Signup for our free newsletter:

Fannie, Freddie, and WaMu Cut to Sell by Goldman

Written By Brian Hicks

Posted February 25, 2008




The bullish ranting of CNBC aside, you may be wondering whether or not it is it time to buy the big names in the banking sector.

Well, according to the analysts that cover them, the answer to that question would seem to be a resounding “NO”.

That’s the take today as few of the giants–Freddie Mac, Fannie Mae, and Washington Mutual— were cut to “sell” by Goldman Sachs.

Moreover, analysts at Oppenheimer & CO. also took the axe to Citigroup’s 2008 earning estimates today, chopping a full 70% off of earlier forecasts.

Of course, it was just last Thursday that Oppenheimer analyst Meredith Whitney told CNBC that Citi may need to cut its dividend once again due to insufficient reserves.

Whitney, you may remember, nailed it last year with her first prediction of a reduction in the Citi dividend that rocked the Street late last summer.

Nonetheless, here’s the rest of the story in the shaky world of the financials, where the Financial Select Sector SPDR (XLF) has fallen by 2% today.

From MarketWatch by Greg Morcroft entitled: Citigroup Lower as Oppenheimer Slashes Estimate.

“Oppenheimer & Co. analysts on Monday slashed Citigroup Inc’s. 2008 earnings estimate by 70%, to 75 cents a share from $2.70 previously, and said the financial-services giant may have to sell $100 billion of assets to put its balance sheet right.

Meanwhile, analysts at Goldman Sachs were also busy. They lowered expectations for several firms, downgrading Fannie Mae and Freddie Mac to sell and trimming estimates for several top brokerages scheduled to report financial results next month.

Analyst Meredith Whitney at Oppenheimer said the price of Citigroup’s shares could fall below $16 as they retreat to valuations from the last difficult credit cycle of 1990-1991.

“The three largest problems for Citigroup are further writedowns to their carrying values of CDOs related to subprime mortgages, further write-downs from leverage lending commitments, and further write-downs associated with on-balance-sheet consumer loans,” Whitney wrote in her report.

On Thursday, Whitney told CNBC that Citigroup may not have put aside sufficient reserves and thus may cut its dividend again soon. She correctly predicted in November that the company would be forced to scale back payouts: The Citigroup board approved a reduction of 41% in its dividend in January.
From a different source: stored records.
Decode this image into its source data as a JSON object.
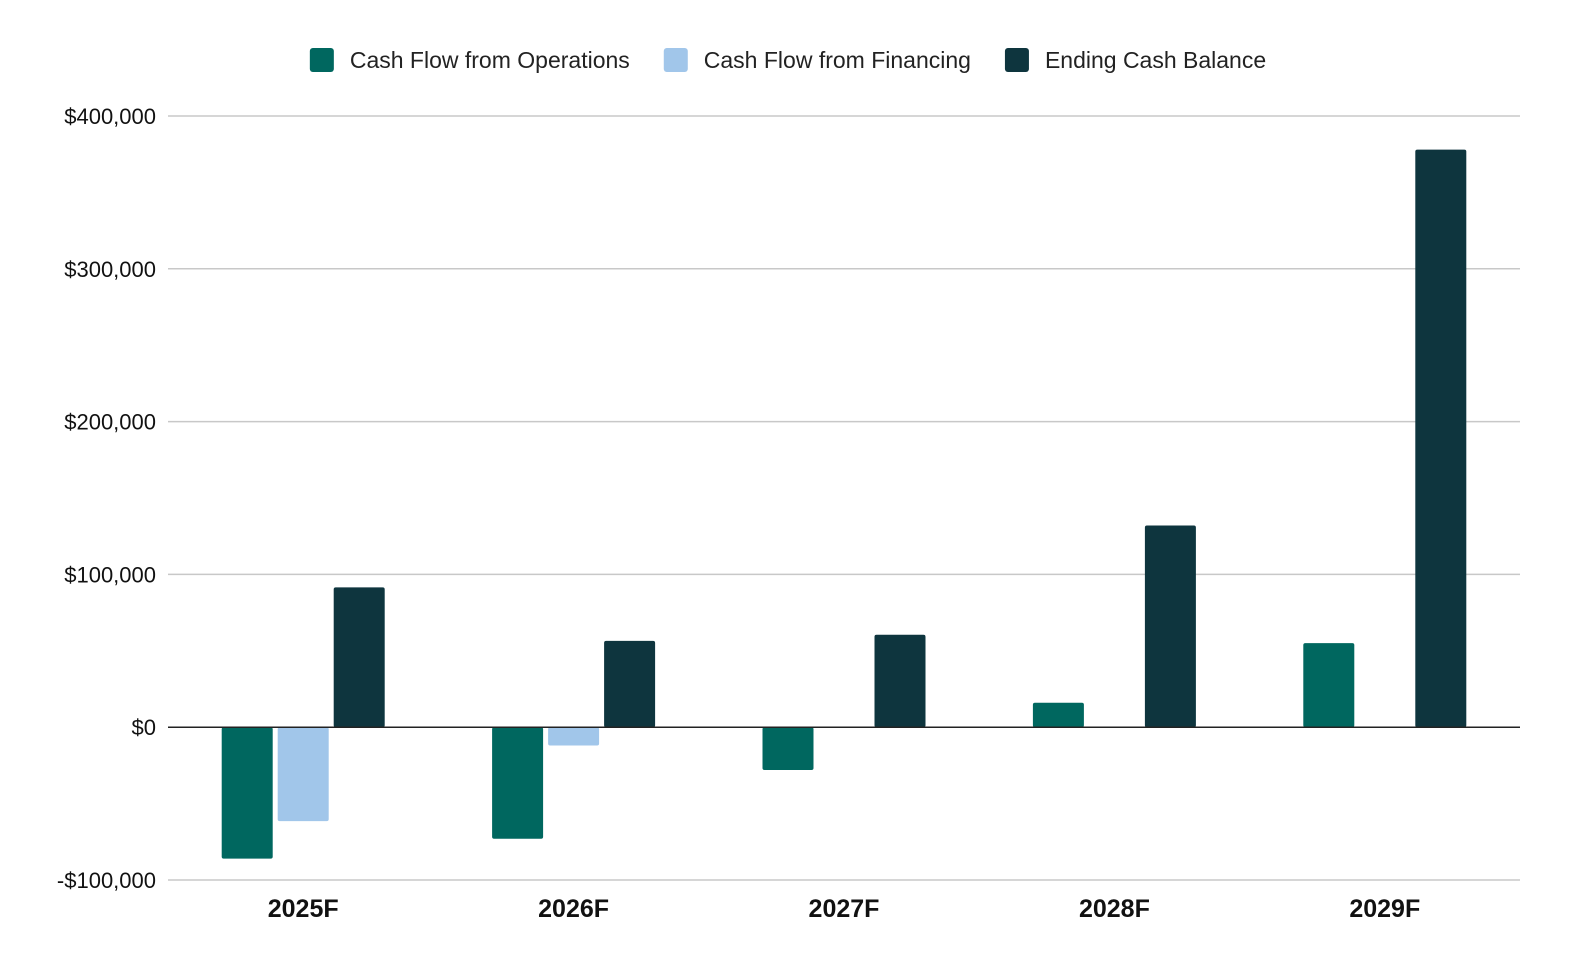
{
  "chart_data": {
    "type": "bar",
    "title": "",
    "xlabel": "",
    "ylabel": "",
    "categories": [
      "2025F",
      "2026F",
      "2027F",
      "2028F",
      "2029F"
    ],
    "series": [
      {
        "name": "Cash Flow from Operations",
        "color": "#00675f",
        "values": [
          -86000,
          -73000,
          -28000,
          16000,
          55000
        ]
      },
      {
        "name": "Cash Flow from Financing",
        "color": "#a1c6ea",
        "values": [
          -61500,
          -12000,
          0,
          0,
          0
        ]
      },
      {
        "name": "Ending Cash Balance",
        "color": "#0e353e",
        "values": [
          91500,
          56500,
          60500,
          132000,
          378000
        ]
      }
    ],
    "ylim": [
      -100000,
      400000
    ],
    "yticks": [
      400000,
      300000,
      200000,
      100000,
      0,
      -100000
    ],
    "ytick_labels": [
      "$400,000",
      "$300,000",
      "$200,000",
      "$100,000",
      "$0",
      "-$100,000"
    ],
    "grid": true,
    "legend_position": "top"
  }
}
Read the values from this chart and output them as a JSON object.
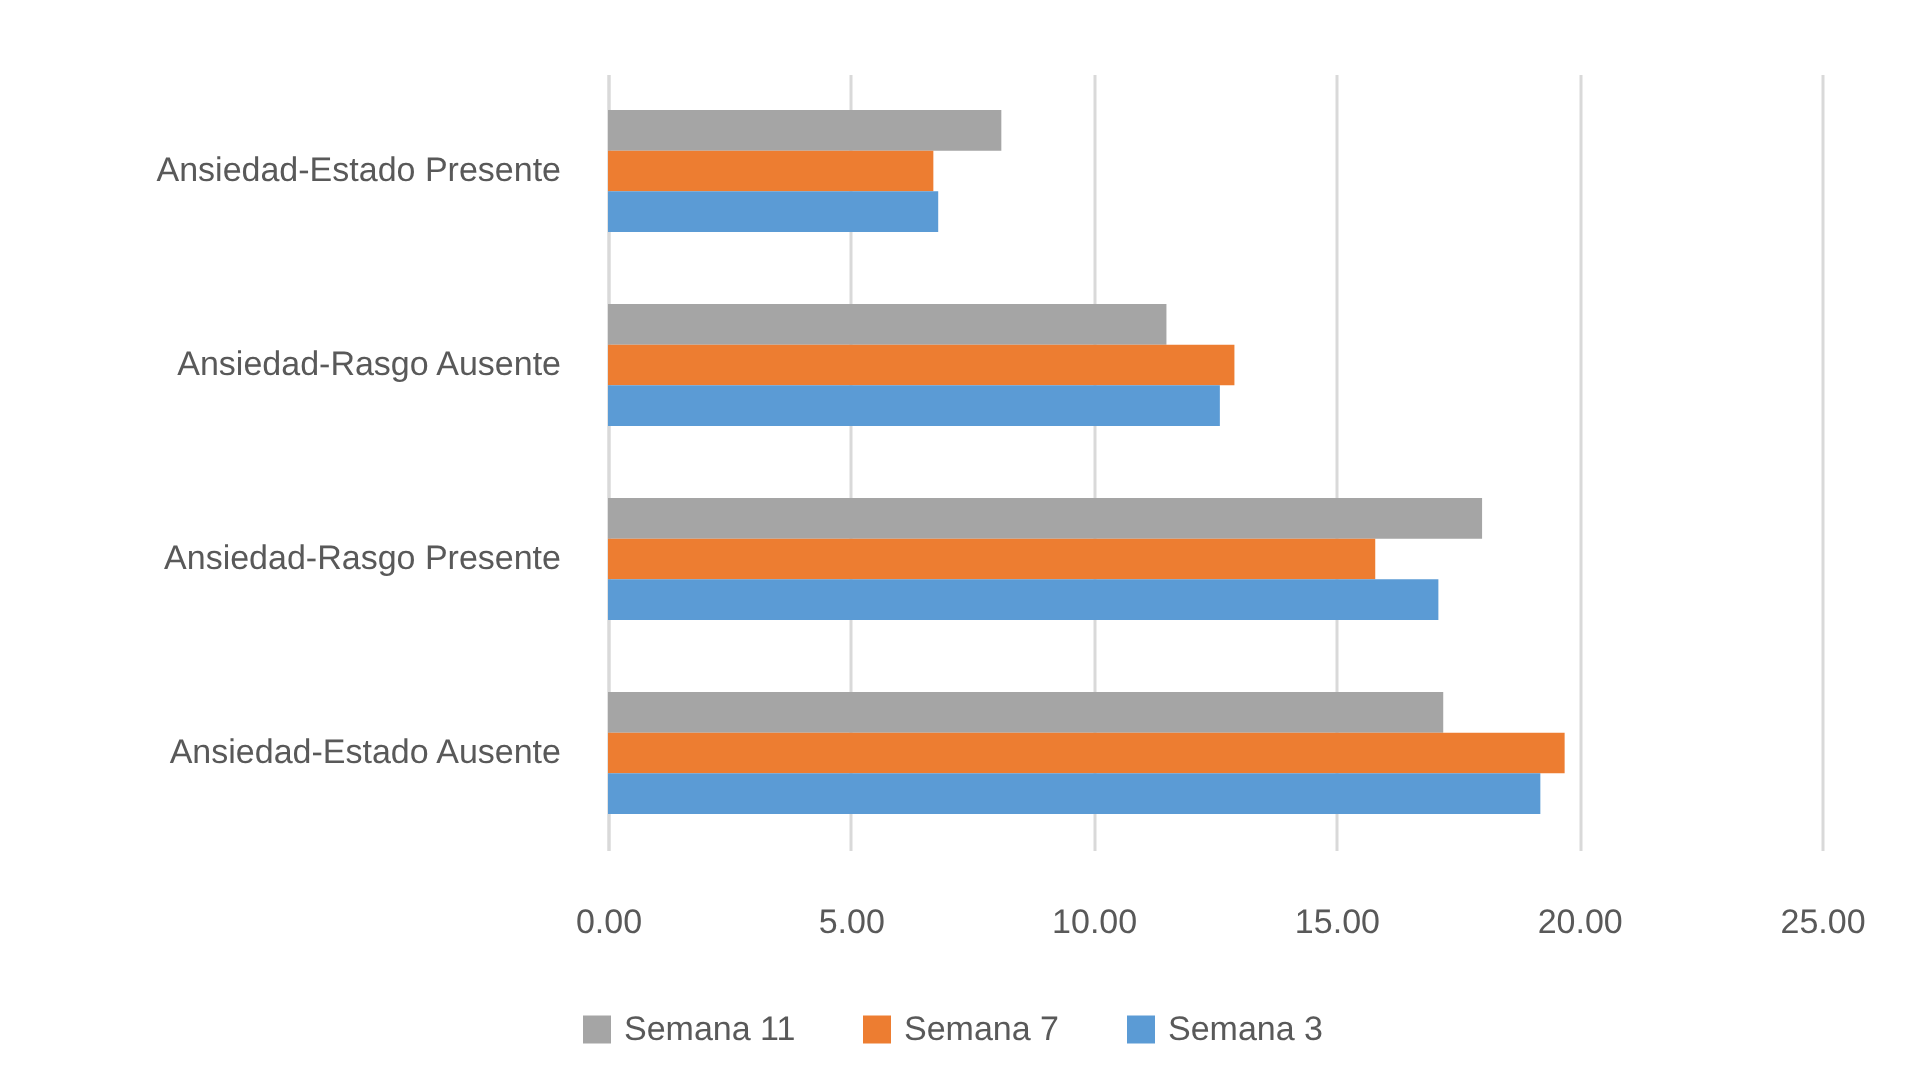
{
  "chart_data": {
    "type": "bar",
    "orientation": "horizontal",
    "categories": [
      "Ansiedad-Estado Presente",
      "Ansiedad-Rasgo Ausente",
      "Ansiedad-Rasgo Presente",
      "Ansiedad-Estado Ausente"
    ],
    "series": [
      {
        "name": "Semana 11",
        "color": "#a5a5a5",
        "values": [
          8.1,
          11.5,
          18.0,
          17.2
        ]
      },
      {
        "name": "Semana 7",
        "color": "#ed7d31",
        "values": [
          6.7,
          12.9,
          15.8,
          19.7
        ]
      },
      {
        "name": "Semana 3",
        "color": "#5b9bd5",
        "values": [
          6.8,
          12.6,
          17.1,
          19.2
        ]
      }
    ],
    "xlim": [
      0,
      25
    ],
    "xticks": [
      {
        "value": 0,
        "label": "0.00"
      },
      {
        "value": 5,
        "label": "5.00"
      },
      {
        "value": 10,
        "label": "10.00"
      },
      {
        "value": 15,
        "label": "15.00"
      },
      {
        "value": 20,
        "label": "20.00"
      },
      {
        "value": 25,
        "label": "25.00"
      }
    ],
    "grid": "x",
    "legend": "bottom"
  }
}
Citigroup’s shares, part of the Dow Jones Industrial average, fell 1.4%.

As for mortgage giants Fannie Mae Fannie Mae, Goldman analysts cut their ratings to sell from neutral and trimmed earnings estimates by 33% and 19% respectively.

Goldman also downgraded Washington Mutual to sell from neutral, saying the nation’s largest thrift faces growing credit risks from residential and commercial real-estate loans.

In addition, Goldman revised lower earnings-per-share estimates for Lehman Bros., Morgan Stanley, Bear Stearns Cos., Merrill Lynch, Citigroup and fellow blue chip J.P. Morgan Chase.

“Mortgage-related assets continued to deteriorate in value, prompting our call for another round of write-downs,” Goldman said in a research note.

“We forecast first quarter write-downs of approximately $1-$12 billion for each of our large-cap companies across all of these categories,” Goldman told clients.”

Meanwhile, the housing market that is responsible for all those downgrades continues to wallow in the mire.

According to the National Association of Realtors today, sales of single-family homes and condos fell by 0.4% last month, to an annual rate of 4.89 million units.

That’s was the slowest pace on record going back to 1999, as the full weight of the credit crunch helped to drain the mortgage markets of all of that “easy money.”

Median sales prices slid too, falling 4.6% from a year ago after registering their fifth straight monthly decline. Inventory meanwhile, reached a massive 10.3 month supply.

Definitely not good.

By the Way: Freddie Mac is scheduled to release its earnings on Thursday, which could have market rattling consequences. The last time Freddie announced its earnings, the Dow dropped 200 pts. and Freddie lost 29% of its market cap.

Depending on the news, Thursday market action could be interesting.

By the Way Part Two: I just clicked over to yahoo finance and was hit with the follow headline for their lead story: Stocks Higher on Hope for Housing Bottom. It kind of gave me a good chuckle.